How do I keep ground turkey from drying out?
Don’t overcook it.
Use a little oil, avoid cranking the heat too high, and stop as soon as it’s no longer pink. The sauce will add moisture and tenderness.
Is there a way to reduce the sugar?
Use 1 to 2 tablespoons of honey and bump up the ginger and vinegar for flavor. You can also add a splash of pineapple juice for natural sweetness.
Can I meal prep this for the week?
Absolutely.
Portion rice and turkey into containers, add a handful of fresh greens on the side, and refrigerate up to 4 days. Reheat with a splash of water.
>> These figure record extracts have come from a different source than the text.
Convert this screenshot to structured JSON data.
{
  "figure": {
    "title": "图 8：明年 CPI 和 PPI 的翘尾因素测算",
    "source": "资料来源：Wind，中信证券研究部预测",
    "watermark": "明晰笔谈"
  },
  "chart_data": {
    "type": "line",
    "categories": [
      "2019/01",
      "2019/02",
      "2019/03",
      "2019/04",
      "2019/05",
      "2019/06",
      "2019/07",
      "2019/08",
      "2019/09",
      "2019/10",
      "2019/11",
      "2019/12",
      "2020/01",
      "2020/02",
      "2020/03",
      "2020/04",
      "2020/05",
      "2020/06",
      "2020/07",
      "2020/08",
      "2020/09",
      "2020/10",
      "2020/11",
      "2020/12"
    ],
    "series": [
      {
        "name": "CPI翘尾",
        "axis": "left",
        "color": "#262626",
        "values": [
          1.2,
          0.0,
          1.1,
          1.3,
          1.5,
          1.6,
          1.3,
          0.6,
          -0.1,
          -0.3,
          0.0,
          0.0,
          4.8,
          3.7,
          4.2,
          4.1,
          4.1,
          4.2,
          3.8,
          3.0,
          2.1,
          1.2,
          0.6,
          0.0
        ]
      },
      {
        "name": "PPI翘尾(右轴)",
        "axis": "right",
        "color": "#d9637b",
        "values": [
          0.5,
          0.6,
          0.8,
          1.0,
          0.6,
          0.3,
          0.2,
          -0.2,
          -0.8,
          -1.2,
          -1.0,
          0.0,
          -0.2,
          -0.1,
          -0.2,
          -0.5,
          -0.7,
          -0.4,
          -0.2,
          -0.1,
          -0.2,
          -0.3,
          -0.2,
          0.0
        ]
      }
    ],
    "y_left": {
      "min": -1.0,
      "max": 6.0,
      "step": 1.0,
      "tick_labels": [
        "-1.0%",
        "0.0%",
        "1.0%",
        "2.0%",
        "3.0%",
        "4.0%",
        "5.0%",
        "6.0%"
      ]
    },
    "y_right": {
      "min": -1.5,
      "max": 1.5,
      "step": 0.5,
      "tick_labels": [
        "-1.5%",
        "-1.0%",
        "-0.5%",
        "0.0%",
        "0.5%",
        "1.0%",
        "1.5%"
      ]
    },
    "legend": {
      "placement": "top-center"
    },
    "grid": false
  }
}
What’s the best rice to serve with this?
Jasmine rice is soft and fragrant, which pairs nicely with teriyaki. Brown rice adds a chewier, nuttier bite and more fiber.
Both work well.
Can I make the sauce ahead?
Yes. Mix the sauce (without the cornstarch slurry) and refrigerate up to 5 days. Stir in the slurry right before cooking to thicken.
Wrapping Up
Ground Turkey Teriyaki Bowls are the kind of simple, satisfying meal that checks every box: quick, balanced, affordable, and full of flavor.
With tender turkey, crisp veggies, and a glossy, homemade teriyaki, you get weeknight ease without sacrificing taste. Keep the base recipe handy, then mix it up with different vegetables, grains, and toppings. It’s a reliable go-to you’ll be glad to have in your rotation.